Prometheus 與 PromQL • 架構、網絡與存儲

Prometheus 的由來#

Prometheus 是目前最受歡迎的監控與告警系統之一，主要用來收集並處理指標。它源自 2012 年音樂分享平台 SoundCloud 的內部需求——當時他們要管理數百個微服務、數千個 Process，但 Docker（2013）與 Kubernetes（2014）都還沒誕生，原本使用的 StatsD 與 Graphite 已經應付不來。SoundCloud 因此決定自己打造一套新的監控系統。

SoundCloud 在專案第一天就把 Prometheus 開源，並在 2015 年發了一篇技術 Blog 詳述其用法，瞬間在 Hacker News 衝上首頁。後來 Kubernetes 採用 Prometheus 作為其標配的監控工具，更讓它聲勢一飛沖天，並於 2016 年加入 CNCF，成為繼 Kubernetes 之後 CNCF 的第二個專案。Prometheus 自此成為 Metrics 領域的事實標準（de facto standard）。

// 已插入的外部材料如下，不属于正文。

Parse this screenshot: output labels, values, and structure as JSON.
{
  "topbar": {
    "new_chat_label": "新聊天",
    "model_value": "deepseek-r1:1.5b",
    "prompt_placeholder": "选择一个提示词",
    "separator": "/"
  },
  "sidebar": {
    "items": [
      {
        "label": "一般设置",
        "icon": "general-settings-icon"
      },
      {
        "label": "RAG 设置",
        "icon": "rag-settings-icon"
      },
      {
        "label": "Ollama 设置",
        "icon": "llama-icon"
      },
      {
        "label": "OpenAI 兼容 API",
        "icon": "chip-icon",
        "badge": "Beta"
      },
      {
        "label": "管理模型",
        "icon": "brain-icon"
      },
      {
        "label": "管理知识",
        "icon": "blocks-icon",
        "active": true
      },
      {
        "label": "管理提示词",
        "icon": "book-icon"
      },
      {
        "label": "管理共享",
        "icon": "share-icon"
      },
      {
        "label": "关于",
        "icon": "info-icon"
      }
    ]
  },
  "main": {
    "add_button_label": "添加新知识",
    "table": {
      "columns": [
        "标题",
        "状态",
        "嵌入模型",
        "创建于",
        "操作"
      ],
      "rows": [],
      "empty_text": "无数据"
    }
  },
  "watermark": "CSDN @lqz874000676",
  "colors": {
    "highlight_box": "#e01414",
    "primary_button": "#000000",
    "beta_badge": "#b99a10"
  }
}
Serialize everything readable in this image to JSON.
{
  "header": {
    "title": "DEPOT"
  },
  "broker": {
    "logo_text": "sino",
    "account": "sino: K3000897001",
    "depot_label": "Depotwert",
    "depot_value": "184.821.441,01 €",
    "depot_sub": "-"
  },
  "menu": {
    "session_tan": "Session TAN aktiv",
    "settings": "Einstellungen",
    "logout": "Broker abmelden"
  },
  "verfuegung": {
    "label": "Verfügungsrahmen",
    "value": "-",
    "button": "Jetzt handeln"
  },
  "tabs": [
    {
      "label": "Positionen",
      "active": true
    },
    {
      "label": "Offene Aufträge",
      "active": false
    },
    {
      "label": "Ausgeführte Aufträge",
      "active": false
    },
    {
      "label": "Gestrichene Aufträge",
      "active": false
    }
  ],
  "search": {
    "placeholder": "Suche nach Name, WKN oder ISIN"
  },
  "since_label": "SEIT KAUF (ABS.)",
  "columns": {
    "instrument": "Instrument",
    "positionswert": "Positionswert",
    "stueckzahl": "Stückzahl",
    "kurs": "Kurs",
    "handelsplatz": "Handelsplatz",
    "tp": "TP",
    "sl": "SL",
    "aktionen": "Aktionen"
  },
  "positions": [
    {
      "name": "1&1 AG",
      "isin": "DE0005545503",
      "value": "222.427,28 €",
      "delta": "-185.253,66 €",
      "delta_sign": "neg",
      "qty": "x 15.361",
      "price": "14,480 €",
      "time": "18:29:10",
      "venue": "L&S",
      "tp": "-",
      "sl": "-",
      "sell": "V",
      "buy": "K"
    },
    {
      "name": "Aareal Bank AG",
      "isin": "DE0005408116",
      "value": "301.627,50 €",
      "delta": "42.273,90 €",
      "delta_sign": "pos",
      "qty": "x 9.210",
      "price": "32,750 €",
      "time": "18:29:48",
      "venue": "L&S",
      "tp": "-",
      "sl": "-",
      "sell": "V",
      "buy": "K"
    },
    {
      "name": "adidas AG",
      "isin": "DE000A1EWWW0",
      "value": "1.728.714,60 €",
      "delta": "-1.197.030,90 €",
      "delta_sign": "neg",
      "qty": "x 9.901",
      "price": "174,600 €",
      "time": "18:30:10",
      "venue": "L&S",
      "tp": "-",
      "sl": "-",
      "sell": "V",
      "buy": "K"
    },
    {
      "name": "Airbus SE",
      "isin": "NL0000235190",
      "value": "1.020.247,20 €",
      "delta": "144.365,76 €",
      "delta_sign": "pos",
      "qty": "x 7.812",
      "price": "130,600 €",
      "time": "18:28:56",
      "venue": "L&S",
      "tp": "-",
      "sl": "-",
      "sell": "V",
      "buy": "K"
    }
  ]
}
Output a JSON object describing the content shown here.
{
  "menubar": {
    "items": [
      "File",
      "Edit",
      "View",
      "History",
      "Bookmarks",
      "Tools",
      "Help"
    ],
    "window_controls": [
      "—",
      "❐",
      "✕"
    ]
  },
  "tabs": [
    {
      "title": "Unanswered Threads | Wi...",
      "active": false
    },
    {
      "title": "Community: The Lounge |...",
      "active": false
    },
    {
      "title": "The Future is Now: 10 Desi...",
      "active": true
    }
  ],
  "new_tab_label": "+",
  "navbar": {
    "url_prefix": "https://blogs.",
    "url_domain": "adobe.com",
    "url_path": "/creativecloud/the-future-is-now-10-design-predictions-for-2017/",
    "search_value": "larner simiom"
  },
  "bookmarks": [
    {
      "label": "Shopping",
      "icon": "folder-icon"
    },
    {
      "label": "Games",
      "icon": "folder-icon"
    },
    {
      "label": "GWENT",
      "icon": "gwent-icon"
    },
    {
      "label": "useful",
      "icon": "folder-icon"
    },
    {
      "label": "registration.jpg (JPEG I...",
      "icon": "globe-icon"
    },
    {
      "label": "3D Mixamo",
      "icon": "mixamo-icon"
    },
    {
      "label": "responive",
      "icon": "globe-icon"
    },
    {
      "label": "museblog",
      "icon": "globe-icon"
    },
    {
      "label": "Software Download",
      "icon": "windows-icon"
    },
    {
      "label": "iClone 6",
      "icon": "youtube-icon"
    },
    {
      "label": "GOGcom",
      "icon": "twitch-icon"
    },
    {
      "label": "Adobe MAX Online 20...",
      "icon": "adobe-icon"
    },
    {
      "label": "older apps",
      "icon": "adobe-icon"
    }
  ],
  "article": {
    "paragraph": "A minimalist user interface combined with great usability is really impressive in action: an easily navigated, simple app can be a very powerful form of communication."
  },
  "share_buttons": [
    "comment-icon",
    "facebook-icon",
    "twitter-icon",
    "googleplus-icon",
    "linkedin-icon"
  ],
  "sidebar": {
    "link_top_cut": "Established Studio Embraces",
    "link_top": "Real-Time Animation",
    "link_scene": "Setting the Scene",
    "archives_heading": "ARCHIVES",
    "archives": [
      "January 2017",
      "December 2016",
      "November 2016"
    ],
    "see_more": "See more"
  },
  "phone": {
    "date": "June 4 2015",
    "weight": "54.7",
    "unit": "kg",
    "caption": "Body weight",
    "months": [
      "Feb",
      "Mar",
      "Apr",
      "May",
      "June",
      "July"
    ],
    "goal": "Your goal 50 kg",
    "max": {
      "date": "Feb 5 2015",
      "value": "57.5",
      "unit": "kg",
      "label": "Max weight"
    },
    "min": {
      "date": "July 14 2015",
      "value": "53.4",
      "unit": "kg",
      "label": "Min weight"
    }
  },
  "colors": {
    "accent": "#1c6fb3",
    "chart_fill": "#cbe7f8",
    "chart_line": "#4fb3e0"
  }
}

Prometheus 之名來自希臘神話的泰坦神 Prometheus，因為將火帶給凡人而被宙斯懲罰；Logo 就是那把被偷走的火炬。Prometheus 原意有「先見之明」，與監控藉由指標及早發現問題的精神相當契合。

核心元件#

Prometheus Client 與 Exporter#

Prometheus 之所以能擴散得這麼廣，很大程度仰賴生態系：

各語言都有 Prometheus Client Library，讓應用程式可以自行埋點生成指標。例如 Lab 中的 Python FastAPI 直接使用 Prometheus Client；Java Spring Boot 則透過 Actuator + Micrometer。
對沒辦法直接埋點的對象，社群開發了大量 Exporter 採集資訊並轉成 Prometheus 格式（下一章會詳述）。

Prometheus Server#

Prometheus Server 負責：

依設定爬取 Prometheus Metrics。
把資料存到本機的時序資料庫（Time Series Database, TSDB）。也因為這個角色，Prometheus 有時也被當成一個 TSDB 看待。
透過 Web UI 與 API 提供以 PromQL（Prometheus Query Language）為查詢語言的服務。

Alerting#

不可能有人 24 小時盯著螢幕，所以 Prometheus 內建告警機制，分為兩個角色：

Alerting Rule：告警規則，定義一段 PromQL 作為觸發條件。當條件成立，Prometheus 會通知 Alertmanager。
Alertmanager：執行預設好的告警動作，例如寄信、送 Telegram / Slack / Discord、呼叫 Webhook 等。

Scrape Job 設定#

Prometheus Server 透過 scrape_configs 來決定要抓哪些目標。一個典型設定如下：

scrape_configs:
  - job_name: "prometheus"
    scrape_interval: 15s
    metrics_path: "/metrics"
    static_configs:
      - targets: ["localhost:9090"]

說明：

job_name：Job 名稱；爬到的 Metrics 會被自動加上 job=<job_name> 的 Label。
scrape_interval：爬取週期，沒指定時繼承 global 設定。
metrics_path：要抓的路徑，預設為 /metrics。
static_configs.targets：要抓的機器清單，預設使用 HTTP。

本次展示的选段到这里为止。